There were very few wires to be seen in their images. Brinks suspected the few they saw were decoys to encourage entry to neutralize them. Whoever made this device had a terribly devious mind. He'd built in layers and layers of real traps and false hazards. If it had sensors on the periphery with polymer light fibers, and they hit one, they were dead. The projectile could be ten times as fast and still couldn't beat light to the computer. He had no hard numbers, but suspected a device like this might be disarmed one time in a thousand tries. The level of protection made him think the mind that did this would make each one different, so cracking one wouldn't mean the next would open the same.

The hastily built twenty three meter thick backdrop might or might not stop the rail gun projectile entirely even if it broke it up. It might also deflect out the side or up. It was the best they could do on short notice and they were evacuating everything in a wide cone behind it.

Everyone retreated and sheltered behind the armored mobile gun. A few even squatted down behind it, which Brinks found amusing.
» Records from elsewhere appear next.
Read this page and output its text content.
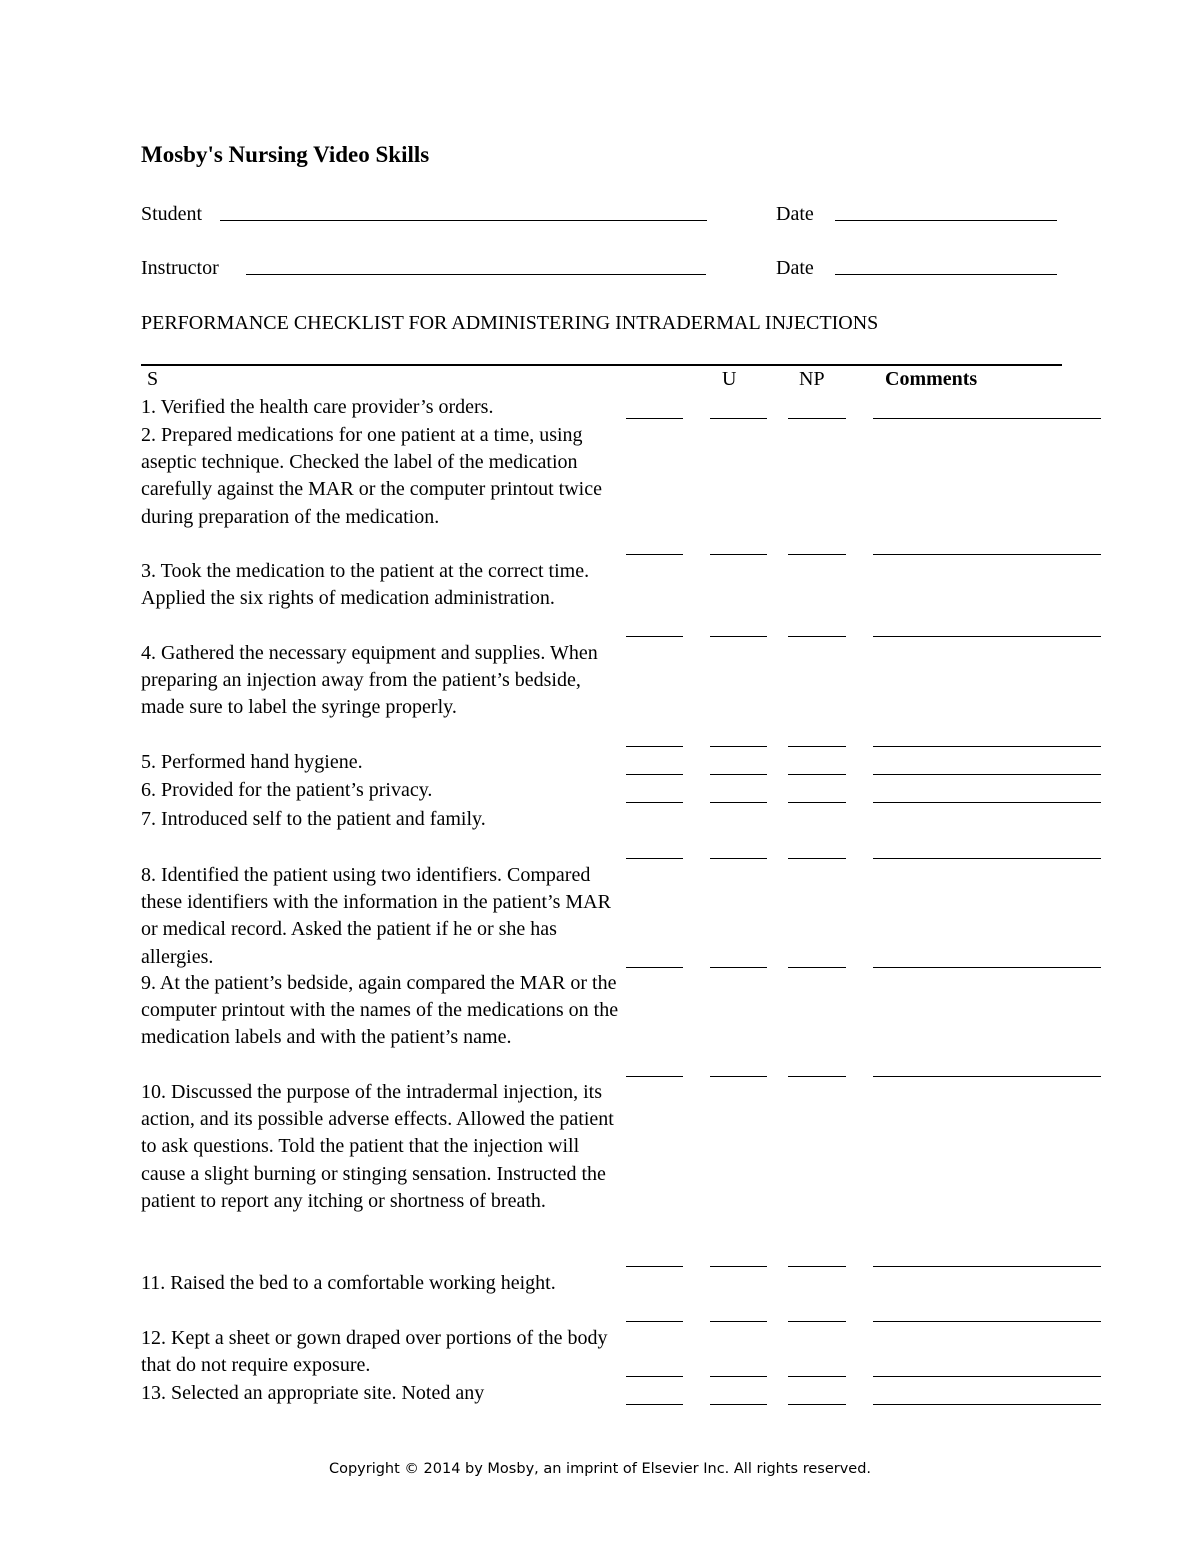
Mosby's Nursing Video Skills
Student	Date
Instructor	Date
PERFORMANCE CHECKLIST FOR ADMINISTERING INTRADERMAL INJECTIONS
S	U	NP	Comments
1. Verified the health care provider’s orders.
2. Prepared medications for one patient at a time, using aseptic technique. Checked the label of the medication carefully against the MAR or the computer printout twice during preparation of the medication.
3. Took the medication to the patient at the correct time. Applied the six rights of medication administration.
4. Gathered the necessary equipment and supplies. When preparing an injection away from the patient’s bedside, made sure to label the syringe properly.
5. Performed hand hygiene.
6. Provided for the patient’s privacy.
7. Introduced self to the patient and family.
8. Identified the patient using two identifiers. Compared these identifiers with the information in the patient’s MAR or medical record. Asked the patient if he or she has allergies.
9. At the patient’s bedside, again compared the MAR or the computer printout with the names of the medications on the medication labels and with the patient’s name.
10. Discussed the purpose of the intradermal injection, its action, and its possible adverse effects. Allowed the patient to ask questions. Told the patient that the injection will cause a slight burning or stinging sensation. Instructed the patient to report any itching or shortness of breath.
11. Raised the bed to a comfortable working height.
12. Kept a sheet or gown draped over portions of the body that do not require exposure.
13. Selected an appropriate site. Noted any
Copyright © 2014 by Mosby, an imprint of Elsevier Inc. All rights reserved.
They had a mobile flash x-ray unit set to take a series of scans once the projectile reached the far side of the computer. The theory being it would help them reconstruct the pieces after they were mechanically scattered. Brinks didn't expect to live long enough to even see the flash. He was right.

* * *

Jeff's phone pinged. "Boom," said Chen when he answered.

"Well crap. I expected that when they didn't reply in an hour," Jeff admitted. "Where?"

"The military installation at Pensacola, Florida," Chen said. "But the yield was, again, more than expected. It was near the upper end of what you expected, a good fifteen megatons. Any ideas why that would happen?" Chen asked.

Among the questions Jeff had asked himself over and over the last few hours was if they might do something to make it produce the full yield. There were a couple possibilities.

"It's conceivable if they destroyed the front computer or the rear computer, but not both at the same time it might make the device revert to a full yield default," Jeff decided. "But doing that might also have damaged some internal structures I'd rather not describe to you, or anybody, which would produce a partial yield. So yeah, it could happen. I'm glad it was at least somewhat moderated. And at least they didn't work on it somewhere with a huge population."

"They're going to have a shallow new western lobe to the Pensacola Bay there, open to the Gulf without any barrier islands, but I suspect in a few years they'll reform," Chen said. "If it had been a full yield device it would have opened a passage up to Pedido Bay, and made a new island. I expect there will be considerable damage on the west end of the city."

"I'm sure they are going to vilify me to no end," Jeff agreed. "I hope you didn't lose any assets?"

"I'm as reluctant to describe my assets as you are bomb parts, but no, I didn't have anyone close enough to do more than see it on the horizon," Chen assured him.